Screen’s UK-based jury turns to the outstanding British film category at the Baftas. Is this the moment to opt for smaller indie fare?
Oscar nominee and Bafta winner with a career spanning three decades
The winner of the outstanding British film should be outstanding, regardless of budget, but to apply some positive discrimination and shine a light on a less flashy gem is no bad thing. In Sorry We Missed You, Ken Loach holds a mirror up to the country we are living in, in an entertaining and devastating way. Everyone should see it. I thought Blue Story by Rapman was funny, authentic and entertaining. The Souvenir is Joanna Hogg at her finest and Diego Maradona is another knockout from Asif Kapadia. Now, 1917, I didn’t expect to like this but was totally won over by the way Sam Mendes chose to tell this story through the eyes of two young soldiers. It was stunningly executed. It was like a horror film. Genius.

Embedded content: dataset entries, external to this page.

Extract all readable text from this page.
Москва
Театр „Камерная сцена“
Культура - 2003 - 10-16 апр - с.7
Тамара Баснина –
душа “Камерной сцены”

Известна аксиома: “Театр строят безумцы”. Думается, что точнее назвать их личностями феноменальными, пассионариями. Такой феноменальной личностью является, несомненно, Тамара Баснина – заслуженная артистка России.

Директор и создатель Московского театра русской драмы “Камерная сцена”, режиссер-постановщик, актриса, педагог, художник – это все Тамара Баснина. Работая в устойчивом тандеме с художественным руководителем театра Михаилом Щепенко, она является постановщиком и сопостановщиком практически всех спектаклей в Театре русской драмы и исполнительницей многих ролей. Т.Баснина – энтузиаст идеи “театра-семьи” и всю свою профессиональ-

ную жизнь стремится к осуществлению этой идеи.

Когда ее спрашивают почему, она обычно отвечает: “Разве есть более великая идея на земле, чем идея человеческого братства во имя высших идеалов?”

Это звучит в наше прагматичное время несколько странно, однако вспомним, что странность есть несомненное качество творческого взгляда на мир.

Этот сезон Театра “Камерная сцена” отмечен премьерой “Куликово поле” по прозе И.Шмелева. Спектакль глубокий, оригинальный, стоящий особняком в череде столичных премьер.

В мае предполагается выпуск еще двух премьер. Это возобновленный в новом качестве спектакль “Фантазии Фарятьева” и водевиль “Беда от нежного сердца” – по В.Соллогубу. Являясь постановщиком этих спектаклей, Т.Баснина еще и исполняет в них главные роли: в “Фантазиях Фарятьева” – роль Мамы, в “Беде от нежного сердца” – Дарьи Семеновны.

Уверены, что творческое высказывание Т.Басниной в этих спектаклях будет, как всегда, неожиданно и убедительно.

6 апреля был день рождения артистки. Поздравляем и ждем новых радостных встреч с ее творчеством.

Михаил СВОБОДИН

Filmmaking guru who has worked throughout the industry
I’m not a member of Bafta any more, I just vote as an Ampas member. I rather gave up on Bafta and particularly the best British category. If I still voted I would champion Bait, The Souvenir and For Sama.
Bafta and Golden Globe nominee with 35 years’ experience
The films I hope are included are Blinded By The Light, Rocketman, The Souvenir, Wild Rose, Yesterday, The Two Popes and Bait. It is tricky for the documentaries like Diego Maradona and For Sama, which are unlikely to be voted on in this category. It’s a space where smaller British films ought to be recognised but it’s so difficult to see how that would be directed or engineered. I do think it’s a shame when the same (commercial) film is nominated in both outstanding British and best film categories as this can result in edging out local, more independent fare. If I had to vote today it would be a close call between Rocketman and Wild Rose, but probably Rocketman would win my vote.
Bafta-nominated director, writer and producer
My favourite three British films this year are Rocketman, Diego Maradona and Fighting With My Family. I was so pleasantly surprised by Rocketman. I was expecting another Bohemian Rhapsody, which I really didn’t like, but it was streets ahead in every department. The Maradona documentary was exceptional and has a great chance for both Oscar and Bafta this year. Fighting With My Family was one that really surprised me in how good it was. Jack Lowden had a standout performance. I wouldn’t vote for a film just because it had limited resources if I didn’t admire it as much as one with more. Maybe that’s what BIFA is there for, to recognise the smaller films.
Award-winning producer with a preference for international films
I will probably vote for Sorry We Missed You as it is the only overtly British political film in very political times. It’s an important film about the state of the nation. The Souvenir surprised me as a gentle tale about a naive young woman. It sucked me in, in a way I didn’t expect. For Sama, Yuli and Diego Maradona are all excellent films but really don’t feel quite right in this category. For Sama is a punch in the gut but it is the story that is so powerful rather than the filmmaking, though it is brilliantly edited.
I expect 1917, which I’m longing to see, Rocketman and The Personal History Of David Copperfield will all get nominations but for me these are films about performance rather than anything else. Wild Rose is in with a shout; Jessie Buckley is terrific but I did feel it covered territory I had seen before.
Marketing and communications specialist with more than 20 years’ experience
This is a category where six nominations are available, split by opt-in voting and also jury in the run-up to nominations. I think the opt-in chapter may steer towards the broader titles such as Rocketman, The Personal History Of David Copperfield, 1917 and Judy. Whereas the jury vote may recognise the likes of For Sama, Wild Rose, Bait and The Last Tree.
Blue Story may appeal across both due to the recent heightened awareness, and ditto Wild Rose as it features on a lot of lists. As a category, it does give voters the opportunity to recognise films that may otherwise not make the cut in the broader best film category; I do make a distinction about what I vote for in each. At this stage, Wild Rose would get my vote.